The development of HCV therapy ranks among the great achievements of medicine in the era spanning the close of the twentieth century and the opening of the twenty-first century. The conceptual framework for the development of direct-acting antiviral therapy was provided by the advances in treatment of HIV that occurred in the last decade of the millennium, with vital contributions from the fields of virology and medicinal chemistry. The lack of genomic archiving for HCV has made it possible to cure, rather than suppress, a human viral infection for the first time. We now have treatment that is almost universally capable of effecting virologic cure across viral genotypes, and we have salvage therapy that can cure most of the few who fail an initial course of treatment.
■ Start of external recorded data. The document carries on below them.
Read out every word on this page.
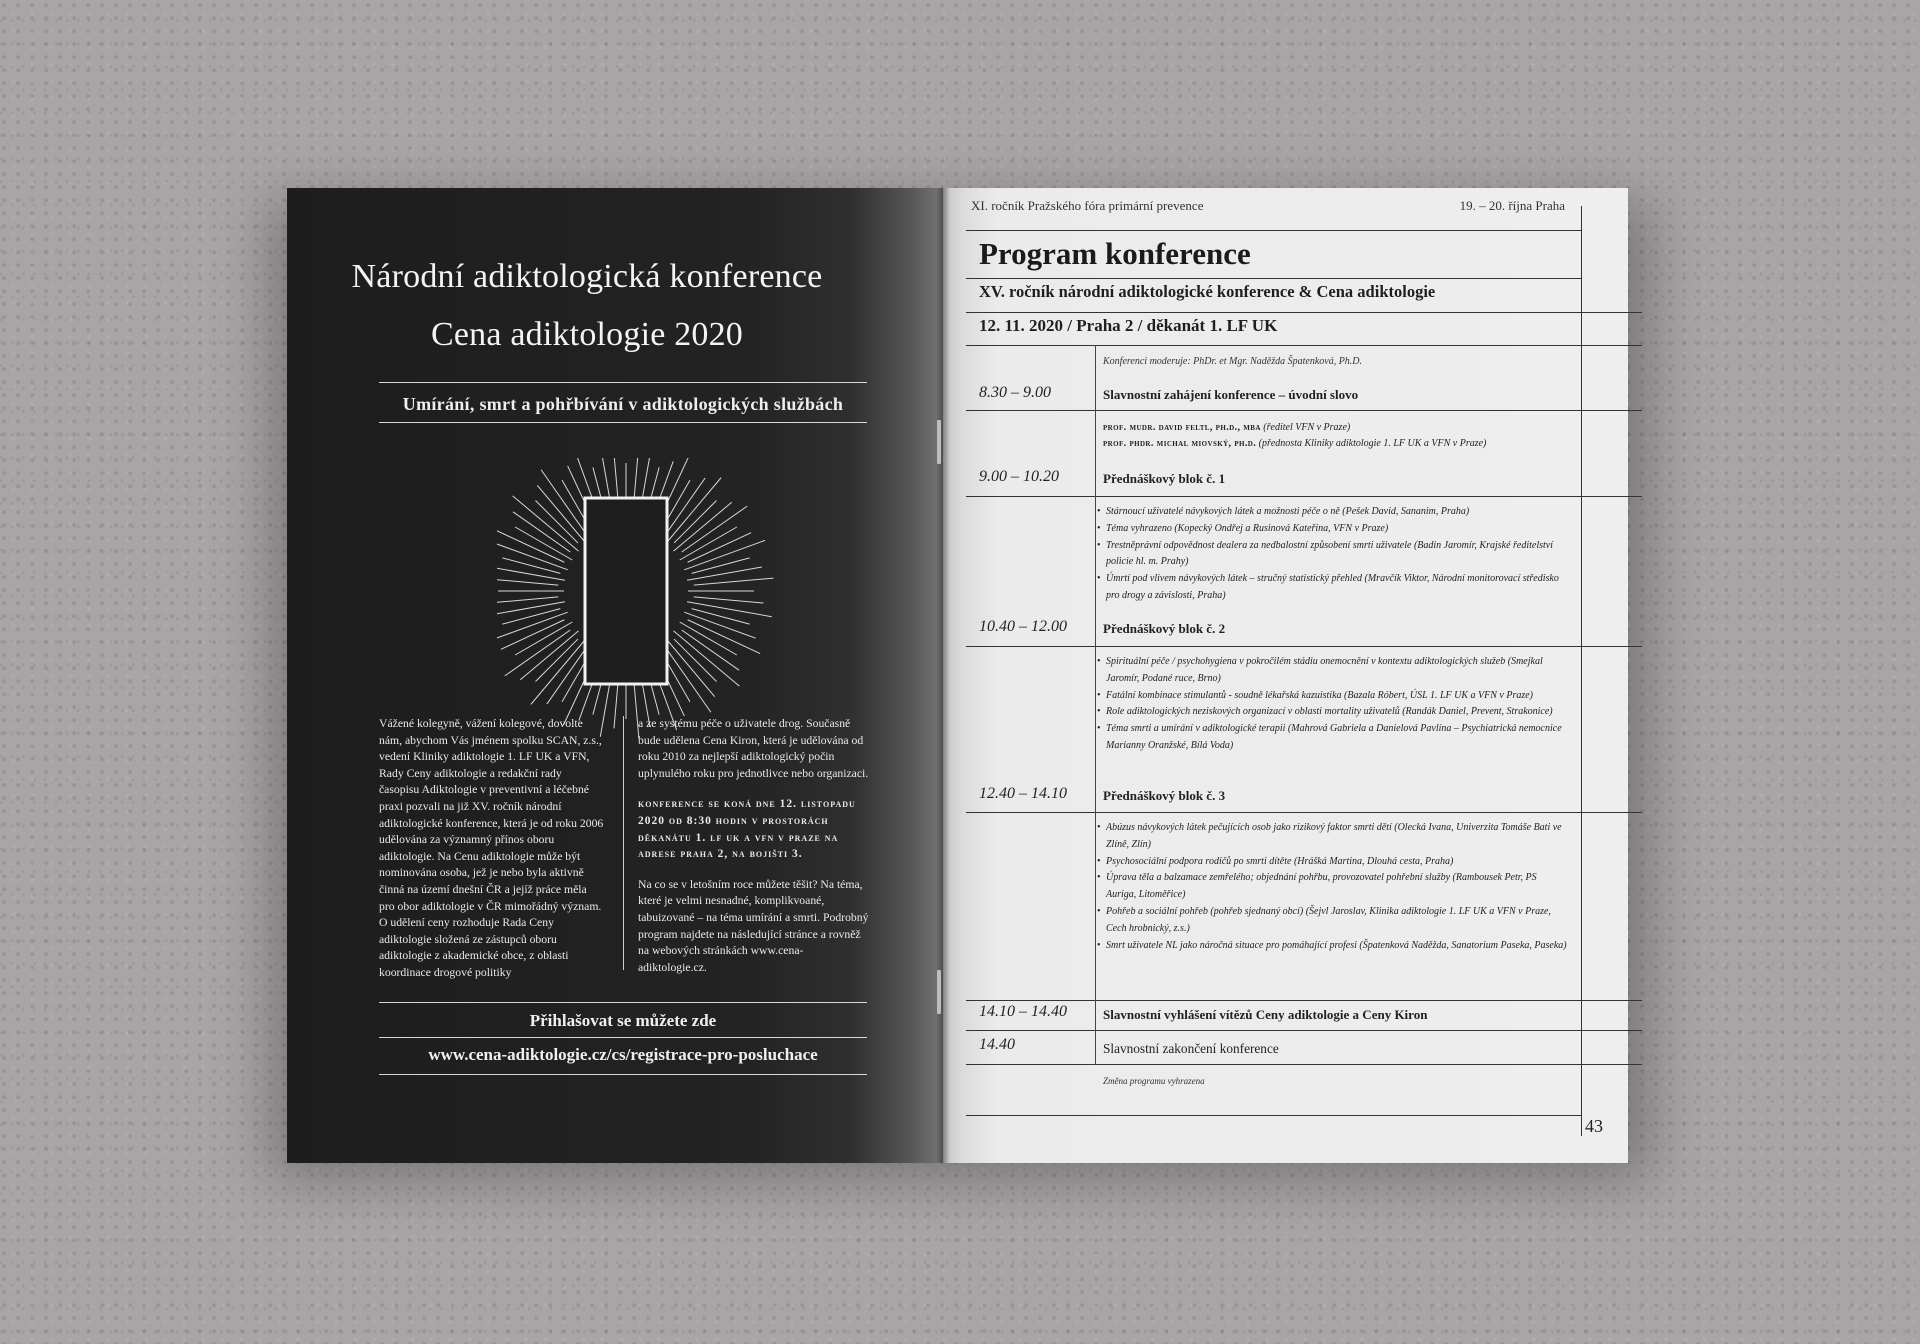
Národní adiktologická konference
Cena adiktologie 2020
Umírání, smrt a pohřbívání v adiktologických službách

Vážené kolegyně, vážení kolegové, dovolte nám, abychom Vás jménem spolku SCAN, z.s., vedení Kliniky adiktologie 1. LF UK a VFN, Rady Ceny adiktologie a redakční rady časopisu Adiktologie v preventivní a léčebné praxi pozvali na již XV. ročník národní adiktologické konference, která je od roku 2006 udělována za významný přínos oboru adiktologie. Na Cenu adiktologie může být nominována osoba, jež je nebo byla aktivně činná na území dnešní ČR a jejíž práce měla pro obor adiktologie v ČR mimořádný význam. O udělení ceny rozhoduje Rada Ceny adiktologie složená ze zástupců oboru adiktologie z akademické obce, z oblasti koordinace drogové politiky

a ze systému péče o uživatele drog. Současně bude udělena Cena Kiron, která je udělována od roku 2010 za nejlepší adiktologický počin uplynulého roku pro jednotlivce nebo organizaci.

konference se koná dne 12. listopadu 2020 od 8:30 hodin v prostorách děkanátu 1. lf uk a vfn v praze na adrese praha 2, na bojišti 3.

Na co se v letošním roce můžete těšit? Na téma, které je velmi nesnadné, komplikvoané, tabuizované – na téma umírání a smrti. Podrobný program najdete na následující stránce a rovněž na webových stránkách www.cena-adiktologie.cz.

Přihlašovat se můžete zde
www.cena-adiktologie.cz/cs/registrace-pro-posluchace
XI. ročník Pražského fóra primární prevence	19. – 20. října Praha
Program konference
XV. ročník národní adiktologické konference & Cena adiktologie
12. 11. 2020 / Praha 2 / děkanát 1. LF UK
Konferenci moderuje: PhDr. et Mgr. Naděžda Špatenková, Ph.D.
8.30 – 9.00	Slavnostní zahájení konference – úvodní slovo
prof. mudr. david feltl, ph.d., mba (ředitel VFN v Praze)
prof. phdr. michal miovský, ph.d. (přednosta Kliniky adiktologie 1. LF UK a VFN v Praze)
9.00 – 10.20	Přednáškový blok č. 1
• Stárnoucí uživatelé návykových látek a možnosti péče o ně (Pešek David, Sananim, Praha)
• Téma vyhrazeno (Kopecký Ondřej a Rusinová Kateřina, VFN v Praze)
• Trestněprávní odpovědnost dealera za nedbalostní způsobení smrti uživatele (Badin Jaromír, Krajské ředitelství policie hl. m. Prahy)
• Úmrtí pod vlivem návykových látek – stručný statistický přehled (Mravčík Viktor, Národní monitorovací středisko pro drogy a závislosti, Praha)
10.40 – 12.00	Přednáškový blok č. 2
• Spirituální péče / psychohygiena v pokročilém stádiu onemocnění v kontextu adiktologických služeb (Smejkal Jaromír, Podané ruce, Brno)
• Fatální kombinace stimulantů - soudně lékařská kazuistika (Bazala Róbert, ÚSL 1. LF UK a VFN v Praze)
• Role adiktologických neziskových organizací v oblasti mortality uživatelů (Randák Daniel, Prevent, Strakonice)
• Téma smrti a umírání v adiktologické terapii (Mahrová Gabriela a Danielová Pavlína – Psychiatrická nemocnice Marianny Oranžské, Bílá Voda)
12.40 – 14.10	Přednáškový blok č. 3
• Abúzus návykových látek pečujících osob jako rizikový faktor smrti dětí (Olecká Ivana, Univerzita Tomáše Bati ve Zlíně, Zlín)
• Psychosociální podpora rodičů po smrti dítěte (Hrášká Martina, Dlouhá cesta, Praha)
• Úprava těla a balzamace zemřelého; objednání pohřbu, provozovatel pohřební služby (Rambousek Petr, PS Auriga, Litoměřice)
• Pohřeb a sociální pohřeb (pohřeb sjednaný obcí) (Šejvl Jaroslav, Klinika adiktologie 1. LF UK a VFN v Praze, Cech hrobnický, z.s.)
• Smrt uživatele NL jako náročná situace pro pomáhající profesi (Špatenková Naděžda, Sanatorium Paseka, Paseka)
14.10 – 14.40	Slavnostní vyhlášení vítězů Ceny adiktologie a Ceny Kiron
14.40	Slavnostní zakončení konference
Změna programu vyhrazena
43
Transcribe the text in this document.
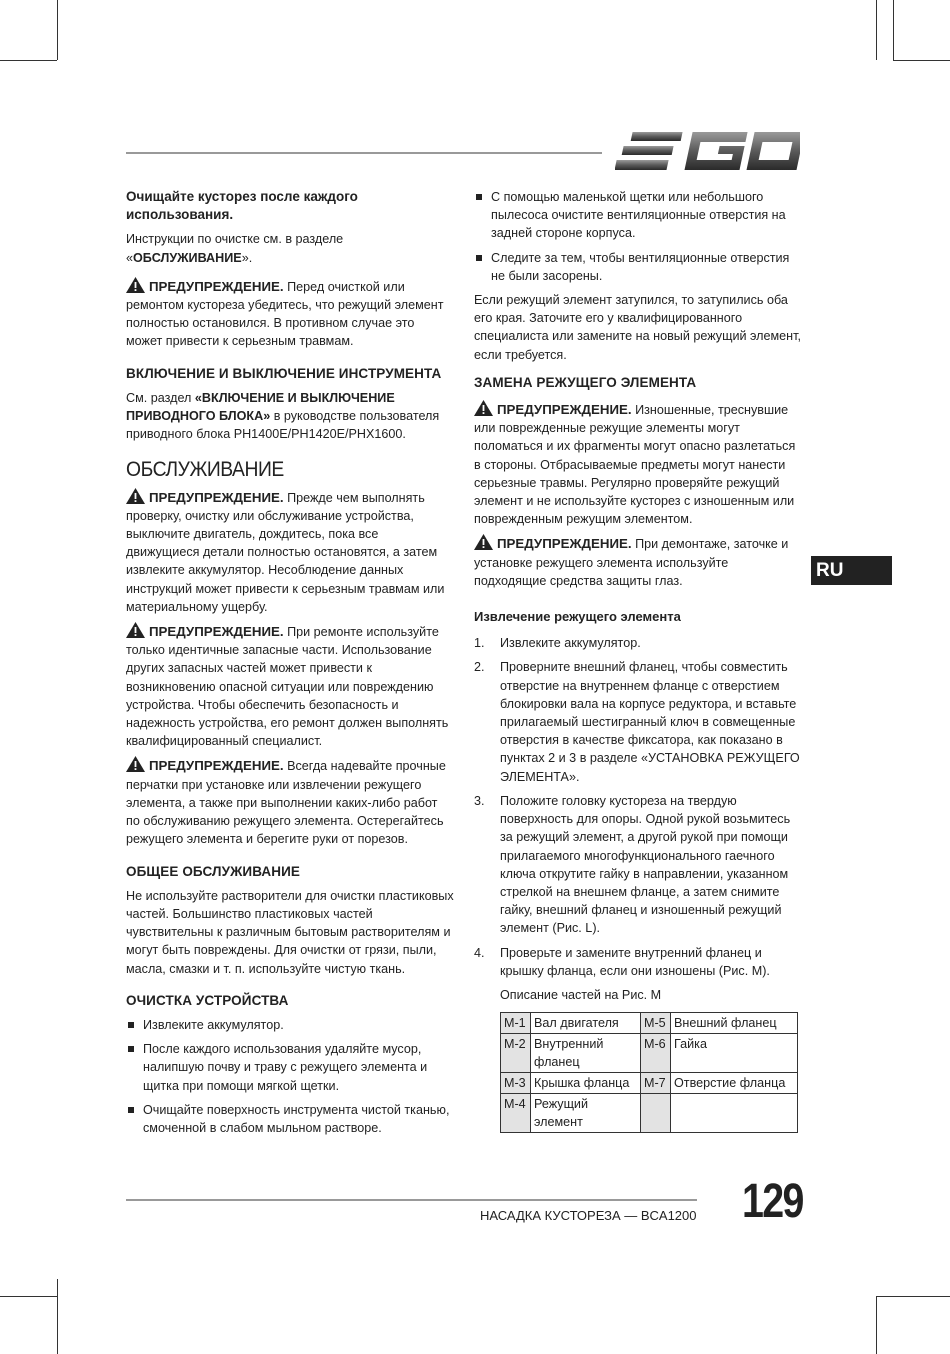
Очищайте кусторез после каждого использования.

Инструкции по очистке см. в разделе «ОБСЛУЖИВАНИЕ».

ПРЕДУПРЕЖДЕНИЕ. Перед очисткой или ремонтом кустореза убедитесь, что режущий элемент полностью остановился. В противном случае это может привести к серьезным травмам.

ВКЛЮЧЕНИЕ И ВЫКЛЮЧЕНИЕ ИНСТРУМЕНТА

См. раздел «ВКЛЮЧЕНИЕ И ВЫКЛЮЧЕНИЕ ПРИВОДНОГО БЛОКА» в руководстве пользователя приводного блока PH1400E/PH1420E/PHX1600.

ОБСЛУЖИВАНИЕ

ПРЕДУПРЕЖДЕНИЕ. Прежде чем выполнять проверку, очистку или обслуживание устройства, выключите двигатель, дождитесь, пока все движущиеся детали полностью остановятся, а затем извлеките аккумулятор. Несоблюдение данных инструкций может привести к серьезным травмам или материальному ущербу.

ПРЕДУПРЕЖДЕНИЕ. При ремонте используйте только идентичные запасные части. Использование других запасных частей может привести к возникновению опасной ситуации или повреждению устройства. Чтобы обеспечить безопасность и надежность устройства, его ремонт должен выполнять квалифицированный специалист.

ПРЕДУПРЕЖДЕНИЕ. Всегда надевайте прочные перчатки при установке или извлечении режущего элемента, а также при выполнении каких-либо работ по обслуживанию режущего элемента. Остерегайтесь режущего элемента и берегите руки от порезов.

ОБЩЕЕ ОБСЛУЖИВАНИЕ

Не используйте растворители для очистки пластиковых частей. Большинство пластиковых частей чувствительны к различным бытовым растворителям и могут быть повреждены. Для очистки от грязи, пыли, масла, смазки и т. п. используйте чистую ткань.

ОЧИСТКА УСТРОЙСТВА
Извлеките аккумулятор.
После каждого использования удаляйте мусор, налипшую почву и траву с режущего элемента и щитка при помощи мягкой щетки.
Очищайте поверхность инструмента чистой тканью, смоченной в слабом мыльном растворе.
С помощью маленькой щетки или небольшого пылесоса очистите вентиляционные отверстия на задней стороне корпуса.
Следите за тем, чтобы вентиляционные отверстия не были засорены.

Если режущий элемент затупился, то затупились оба его края. Заточите его у квалифицированного специалиста или замените на новый режущий элемент, если требуется.

ЗАМЕНА РЕЖУЩЕГО ЭЛЕМЕНТА

ПРЕДУПРЕЖДЕНИЕ. Изношенные, треснувшие или поврежденные режущие элементы могут поломаться и их фрагменты могут опасно разлетаться в стороны. Отбрасываемые предметы могут нанести серьезные травмы. Регулярно проверяйте режущий элемент и не используйте кусторез с изношенным или поврежденным режущим элементом.

ПРЕДУПРЕЖДЕНИЕ. При демонтаже, заточке и установке режущего элемента используйте подходящие средства защиты глаз.

Извлечение режущего элемента

1. Извлеките аккумулятор.
2. Проверните внешний фланец, чтобы совместить отверстие на внутреннем фланце с отверстием блокировки вала на корпусе редуктора, и вставьте прилагаемый шестигранный ключ в совмещенные отверстия в качестве фиксатора, как показано в пунктах 2 и 3 в разделе «УСТАНОВКА РЕЖУЩЕГО ЭЛЕМЕНТА».
3. Положите головку кустореза на твердую поверхность для опоры. Одной рукой возьмитесь за режущий элемент, а другой рукой при помощи прилагаемого многофункционального гаечного ключа открутите гайку в направлении, указанном стрелкой на внешнем фланце, а затем снимите гайку, внешний фланец и изношенный режущий элемент (Рис. L).
4. Проверьте и замените внутренний фланец и крышку фланца, если они изношены (Рис. M).

Описание частей на Рис. M

M-1	Вал двигателя	M-5	Внешний фланец
M-2	Внутренний фланец	M-6	Гайка
M-3	Крышка фланца	M-7	Отверстие фланца
M-4	Режущий элемент		
RU
НАСАДКА КУСТОРЕЗА — BCA1200 129
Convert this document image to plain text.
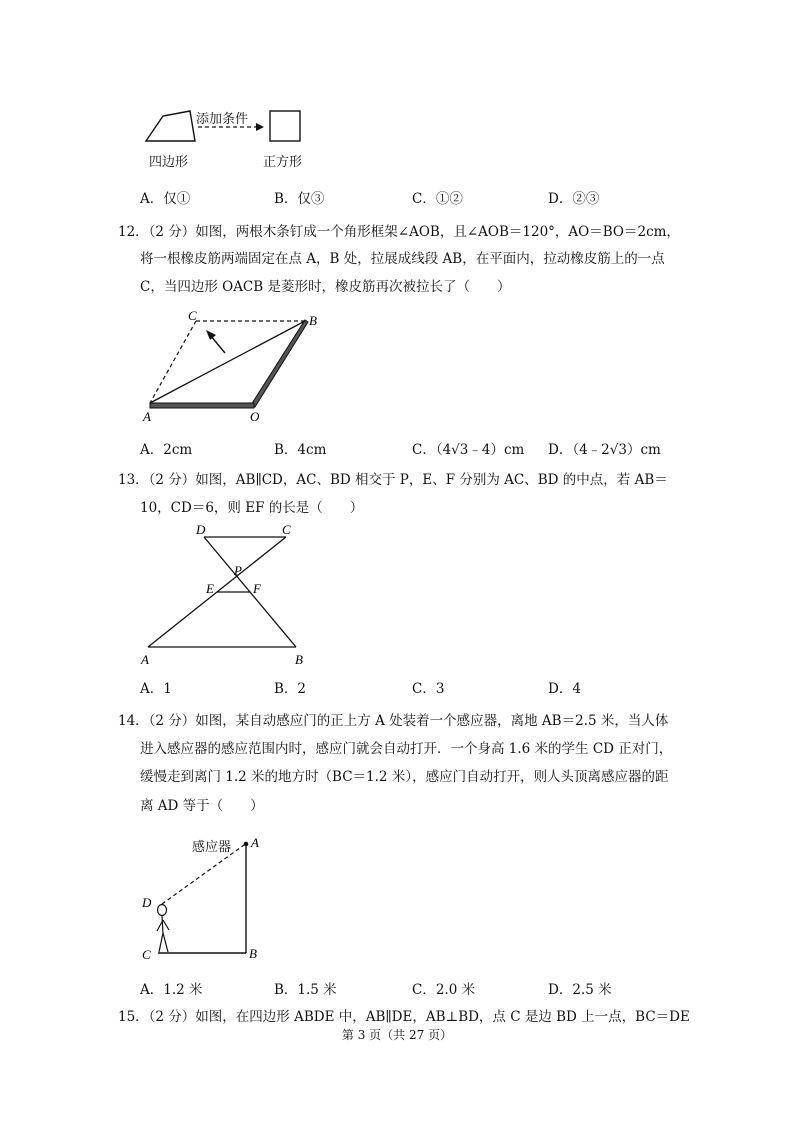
添加条件
四边形	正方形
A．仅①	B．仅③	C．①②	D．②③
12．（2 分）如图，两根木条钉成一个角形框架∠AOB，且∠AOB＝120°，AO＝BO＝2cm，
将一根橡皮筋两端固定在点 A，B 处，拉展成线段 AB，在平面内，拉动橡皮筋上的一点
C，当四边形 OACB 是菱形时，橡皮筋再次被拉长了（　　）
C	B
A	O
A．2cm	B．4cm	C．（4√3﹣4）cm D．（4﹣2√3）cm
13．（2 分）如图，AB∥CD，AC、BD 相交于 P，E、F 分别为 AC、BD 的中点，若 AB＝
10，CD＝6，则 EF 的长是（　　）
D	C
P
E	F
A	B
A．1	B．2	C．3	D．4
14．（2 分）如图，某自动感应门的正上方 A 处装着一个感应器，离地 AB＝2.5 米，当人体
进入感应器的感应范围内时，感应门就会自动打开．一个身高 1.6 米的学生 CD 正对门，
缓慢走到离门 1.2 米的地方时（BC＝1.2 米），感应门自动打开，则人头顶离感应器的距
离 AD 等于（　　）
感应器 A
D
C	B
A．1.2 米	B．1.5 米	C．2.0 米	D．2.5 米
15．（2 分）如图，在四边形 ABDE 中，AB∥DE，AB⊥BD，点 C 是边 BD 上一点，BC＝DE
第 3 页（共 27 页）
It is even possible that our salvage regimens can be used, for a longer duration or with ribavirin, to cure the approximately 0.1% of patients who fail repeated courses of therapy, including one of the currently approved salvage regimens, despite being compliant with treatment, or that elements from different regimens can be combined to accomplish the same goal.

The extraordinary success in treating HCV infection has been richly complemented by a large and growing body of literature, dating back to the interferon era and being amplified in the DAA era, demonstrating improved clinical outcomes following virologic cure. Not only does cure prevent the progression of hepatic fibrosis and decompensation [273,274,275,276,277,278] but, as in other liver diseases in which the offending agent or pathologic process has been suppressed or treated, regression of fibrosis or even cirrhosis can ensue, as can reduction in portal hypertension [274, 279, 280]. Overwhelming evidence indicates that the risk of hepatocellular carcinoma in patients with advanced fibrosis or cirrhosis is markedly reduced, although not to the point of obviating the need for ongoing screening [276, 281,282,283,284]. Patients who have been cured virologically have higher rates of overall survival [241, 275, 276], as well as improved outcomes after transplantation [285,286,287]. Extrahepatic conditions associated with HCV infection can also be ameliorated or prevented, such as de novo diabetes [288,289,290], cryoglobulinemia [291], non-Hodgkin’s lymphoma [292,293,294], and renal and cardiovascular or cerebrovascular disease [295]. Improvement in patient-reported outcomes and health-related quality of life has been well documented [296, 297].

With the advent of the recent pangenotypic regimens, a high bar has been set for further development of antiviral regimens. It remains possible that we will see the development of novel regimens that will be capable of curing patients with a shorter duration of therapy requiring only one prescription, or even, perhaps, with the parenteral administration of a drug with established or novel mechanisms of action, with or without a short oral course of agents in the existing classes. For the most part, however, the focus on hepatitis C has shifted toward the realm of social science and public health policy, with identification of infected people and affordable access to treatment dominating the landscape on an international scale.